Three governing layers (stack posture)
- Exploration intelligence — discovery, analysis, triage, scenarios, recommendations, decision memos, risk synthesis, forecasting. Outputs are structured (schema-first) with provenance and freshness.
- Committed execution — the only layer that may create durable commitments, long-lived workflows, and external business actions (signatures, rollouts, partner flows, release promotion, PMI steps, etc.).
- Trust fabric — policy, approvals, authorization, audit, security gates, tool verification, evidence packs, model/provider governance, traceability, evaluation.
Primary rule: AI may recommend; systems commit; humans approve critical decisions.
Five planes (reference architecture)
| Plane | Owns | Must not |
|---|---|---|
| Decision | Cognition, memos, structured outputs, scenarios, review interrupts | Durable external side effects as “narration only” |
| Execution | Deterministic workflows, retries, compensation, idempotency, versioning, external commitments | Unstructured trust-me execution |
| Control | Policy, approvals, RBAC/ReBAC, secrets, environment promotion, audit, release gates | Ad-hoc rules living only in prompts |
| Data | Operational truth, semantic metrics, embeddings, contracts, lineage, quality, ingestion | Conflicting definitions of the same business metric |
| Trust | Verification, security evidence, model evaluation, provenance, freshness, reversibility | Claims without proof |
Rule: cognition loops belong in the decision layer; commitments belong in the execution layer.
Operating plane (Tier-1 naming)
For enterprise / Tier-1 discussions, it helps to name a sixth surface explicitly — the Operating plane — so repo and delivery governance are not folded only into “Control” in conversation.

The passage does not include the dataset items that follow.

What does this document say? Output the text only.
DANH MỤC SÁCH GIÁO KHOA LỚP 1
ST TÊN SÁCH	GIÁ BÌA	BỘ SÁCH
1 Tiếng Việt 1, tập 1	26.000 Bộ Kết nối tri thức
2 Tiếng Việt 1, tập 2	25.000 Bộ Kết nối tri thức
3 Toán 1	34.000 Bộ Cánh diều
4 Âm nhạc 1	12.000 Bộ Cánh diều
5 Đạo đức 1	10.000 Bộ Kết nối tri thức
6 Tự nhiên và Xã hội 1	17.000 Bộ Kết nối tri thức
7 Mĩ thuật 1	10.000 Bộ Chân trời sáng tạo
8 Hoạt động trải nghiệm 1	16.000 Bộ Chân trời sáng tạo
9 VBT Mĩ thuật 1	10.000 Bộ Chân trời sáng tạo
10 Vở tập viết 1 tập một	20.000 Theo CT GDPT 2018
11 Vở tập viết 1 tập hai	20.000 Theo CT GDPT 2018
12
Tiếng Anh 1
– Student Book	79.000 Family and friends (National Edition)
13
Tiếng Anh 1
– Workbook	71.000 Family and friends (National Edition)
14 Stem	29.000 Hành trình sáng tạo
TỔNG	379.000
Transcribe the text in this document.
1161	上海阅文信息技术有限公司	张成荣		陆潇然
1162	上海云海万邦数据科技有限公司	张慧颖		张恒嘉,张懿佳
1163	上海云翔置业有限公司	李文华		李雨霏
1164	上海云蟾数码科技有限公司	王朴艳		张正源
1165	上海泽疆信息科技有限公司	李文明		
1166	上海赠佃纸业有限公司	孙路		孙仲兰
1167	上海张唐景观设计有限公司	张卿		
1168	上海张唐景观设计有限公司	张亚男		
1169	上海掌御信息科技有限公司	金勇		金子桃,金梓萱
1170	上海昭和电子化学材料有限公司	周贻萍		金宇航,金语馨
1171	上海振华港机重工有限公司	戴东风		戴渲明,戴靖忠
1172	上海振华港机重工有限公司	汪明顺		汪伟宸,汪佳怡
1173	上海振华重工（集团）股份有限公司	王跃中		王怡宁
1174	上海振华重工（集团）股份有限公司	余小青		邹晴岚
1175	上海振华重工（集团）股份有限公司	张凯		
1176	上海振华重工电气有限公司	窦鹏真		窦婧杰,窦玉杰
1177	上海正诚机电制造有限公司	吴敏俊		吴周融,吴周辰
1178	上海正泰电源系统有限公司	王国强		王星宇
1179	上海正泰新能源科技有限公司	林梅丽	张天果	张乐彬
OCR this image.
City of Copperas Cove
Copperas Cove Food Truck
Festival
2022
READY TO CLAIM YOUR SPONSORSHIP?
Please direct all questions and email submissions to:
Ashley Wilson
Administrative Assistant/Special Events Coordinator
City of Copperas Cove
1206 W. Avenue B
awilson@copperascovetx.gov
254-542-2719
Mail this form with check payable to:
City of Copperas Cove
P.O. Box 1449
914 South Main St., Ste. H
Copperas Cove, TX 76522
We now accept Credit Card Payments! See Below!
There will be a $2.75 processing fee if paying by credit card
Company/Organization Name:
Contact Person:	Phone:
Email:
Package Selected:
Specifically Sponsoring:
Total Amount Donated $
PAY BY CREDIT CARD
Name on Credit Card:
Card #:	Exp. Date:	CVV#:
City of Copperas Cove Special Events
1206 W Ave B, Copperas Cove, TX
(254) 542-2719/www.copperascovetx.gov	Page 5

| Surface | Owns (examples) | Relationship to existing table |
|---|---|---|
| Operating | Git-native engineering, AGENTS.md / CLAUDE.md, Cursor/Claude commands, CI/CD, branch rulesets, environments (dev → prod), artifact provenance, merge queue, runbooks |
Control policies (approvals, RBAC, secrets, promotion) execute through operating practices; treat Control ⊂ Operating for delivery: you cannot run a governed control plane without repo and pipeline discipline. |
Trust remains a cross-cutting concern (wraps decision, execution, control, data, and operating evidence), as in ../ai-operating-model.md.
Dealix product lanes (Revenue, Partnership, CorpDev, Expansion, PMI, Trust exec) are mapped in ../dealix-six-tracks.md.
Technology mapping (when to use what)
- Repo-native coding agents — repository inspection, edits, refactors, tests, release prep, architecture discovery.
- Agent runtimes — analysis loops, memos, recommendations, structured outputs, tool-based exploration, review interrupts.
- Stateful graph runtimes — persisted cognition, checkpoints, interrupts, resumable reasoning, human-in-the-loop pauses.
- Durable workflow runtimes — flows lasting hours/days/weeks; retries, rollback, compensation; cross-system commitments; must survive crashes, restarts, and deployments.
Long-running business workflows must not live only inside ephemeral agent graphs without a durable execution owner.
Dealix code pointers (illustrative)
- Agent routing / execution:
salesflow-saas/backend/app/services/agents/(router.py,executor.py). - Graph-style flows:
salesflow-saas/backend/app/agents/,salesflow-saas/backend/app/flows/. - Policy direction in code:
salesflow-saas/backend/app/services/dealix_os/(e.g. policy engine) — keep policy out of markdown prompts.